I want to read the words of John 5 to you, because this is a promise that the Lord Jesus made. John 5:24 says:
“Truly, truly I say to you, he that hears my word and believes him that sent me has eternal life, and comes not into judgment, but has passed out of death into life.”
Now in a few moments we’re going to sing the second hymn on our hymn sheet. But before that I want to just close the meeting, this part of the proceedings in prayer.
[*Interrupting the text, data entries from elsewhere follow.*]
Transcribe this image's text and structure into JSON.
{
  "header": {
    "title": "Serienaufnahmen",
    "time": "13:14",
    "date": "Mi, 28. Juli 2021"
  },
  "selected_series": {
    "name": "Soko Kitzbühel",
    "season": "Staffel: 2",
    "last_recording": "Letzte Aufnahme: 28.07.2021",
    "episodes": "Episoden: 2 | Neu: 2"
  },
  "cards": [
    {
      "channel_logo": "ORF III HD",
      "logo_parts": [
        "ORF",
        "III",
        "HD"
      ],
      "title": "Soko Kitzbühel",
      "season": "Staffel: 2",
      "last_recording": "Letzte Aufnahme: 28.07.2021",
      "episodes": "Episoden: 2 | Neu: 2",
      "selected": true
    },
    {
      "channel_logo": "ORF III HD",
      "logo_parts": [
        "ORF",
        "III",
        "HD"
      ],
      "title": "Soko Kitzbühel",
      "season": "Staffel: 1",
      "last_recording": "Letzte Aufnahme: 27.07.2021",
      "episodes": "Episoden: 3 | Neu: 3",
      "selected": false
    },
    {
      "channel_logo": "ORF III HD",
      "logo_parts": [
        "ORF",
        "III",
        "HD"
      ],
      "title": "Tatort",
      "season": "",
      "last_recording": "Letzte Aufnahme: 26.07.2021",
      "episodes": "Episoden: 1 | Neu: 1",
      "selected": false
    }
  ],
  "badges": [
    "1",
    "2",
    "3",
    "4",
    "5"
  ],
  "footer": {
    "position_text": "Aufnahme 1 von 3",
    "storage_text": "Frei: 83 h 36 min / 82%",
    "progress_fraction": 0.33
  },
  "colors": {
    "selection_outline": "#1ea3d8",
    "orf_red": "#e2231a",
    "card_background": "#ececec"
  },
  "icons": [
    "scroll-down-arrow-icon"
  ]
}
Our gracious God and loving Father in heaven, we give thanks for Martin’s life and we thank you for your love toward each one of us in sending the Lord Jesus, your beloved Son, to bear our sins in his own body on the cross, that cruel tree. He has scars in his hands and his feet because He loved us so much. And because of Him we can say today about Martin, ‘Goodbye’ is not ‘Forever’. We will meet again in a better place. And so we look forward to that day with growing anticipation and we give thanks for all your mercy and grace toward us. And now, we give thanks for the refreshment provided by the hotel and we ask your blessing upon our conversation in the name of the Lord Jesus Christ. Amen.
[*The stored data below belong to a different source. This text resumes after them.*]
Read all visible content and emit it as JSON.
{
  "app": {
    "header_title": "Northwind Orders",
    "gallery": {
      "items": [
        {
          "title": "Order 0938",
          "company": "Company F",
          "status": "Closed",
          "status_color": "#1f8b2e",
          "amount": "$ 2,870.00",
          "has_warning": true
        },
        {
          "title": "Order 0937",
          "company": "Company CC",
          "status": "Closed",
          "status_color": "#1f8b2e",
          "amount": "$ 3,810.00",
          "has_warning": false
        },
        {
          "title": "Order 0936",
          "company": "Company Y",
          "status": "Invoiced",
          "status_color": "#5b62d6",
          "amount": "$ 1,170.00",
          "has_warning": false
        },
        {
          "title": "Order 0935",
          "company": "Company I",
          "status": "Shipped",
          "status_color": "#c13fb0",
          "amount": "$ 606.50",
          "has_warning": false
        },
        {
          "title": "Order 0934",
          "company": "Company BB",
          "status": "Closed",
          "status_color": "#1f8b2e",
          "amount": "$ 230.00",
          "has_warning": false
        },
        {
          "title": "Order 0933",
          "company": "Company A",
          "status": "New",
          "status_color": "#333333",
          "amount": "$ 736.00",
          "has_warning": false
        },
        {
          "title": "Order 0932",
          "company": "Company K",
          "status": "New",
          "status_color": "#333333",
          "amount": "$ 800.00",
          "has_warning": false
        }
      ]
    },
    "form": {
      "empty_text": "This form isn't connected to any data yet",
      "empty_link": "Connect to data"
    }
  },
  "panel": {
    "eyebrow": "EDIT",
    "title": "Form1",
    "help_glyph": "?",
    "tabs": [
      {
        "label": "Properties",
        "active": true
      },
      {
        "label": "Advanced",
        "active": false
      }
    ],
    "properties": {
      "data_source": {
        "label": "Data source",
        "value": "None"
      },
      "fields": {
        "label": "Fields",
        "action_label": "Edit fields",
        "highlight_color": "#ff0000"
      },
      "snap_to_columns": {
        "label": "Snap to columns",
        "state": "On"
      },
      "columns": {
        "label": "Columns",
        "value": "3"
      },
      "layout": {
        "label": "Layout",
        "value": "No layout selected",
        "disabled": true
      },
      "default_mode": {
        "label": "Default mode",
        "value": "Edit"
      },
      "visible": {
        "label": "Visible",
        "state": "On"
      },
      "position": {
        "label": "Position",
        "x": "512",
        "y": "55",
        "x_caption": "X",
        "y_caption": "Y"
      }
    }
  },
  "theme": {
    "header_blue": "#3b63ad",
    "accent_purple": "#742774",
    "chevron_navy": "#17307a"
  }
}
So I think that’s everything. We’ll just be upstanding and sing the last hymn, “Amen, One Lasting Long, Amen.”
Amen, one lasting, long Amen -
Blest anthem of eternal days;
The fulness of the rapturous song
To Christ the Saviour’s endless praise.
Amen, one lasting, long Amen -
Heaven’s blissful cadence, deep and loud,
While every heart before the throne
In holy, solemn awe is bowed.
Amen, Amen, it rolls along,
Re-echoing from the throne again;
Be ours to mingle with the throng
In that eternal, loud Amen.
[Note: this was one of Martin’s favourite hymns. He often gave it out at the end of our weekly Remembrance of the Lord Jesus in the church of God in Buckhaven.]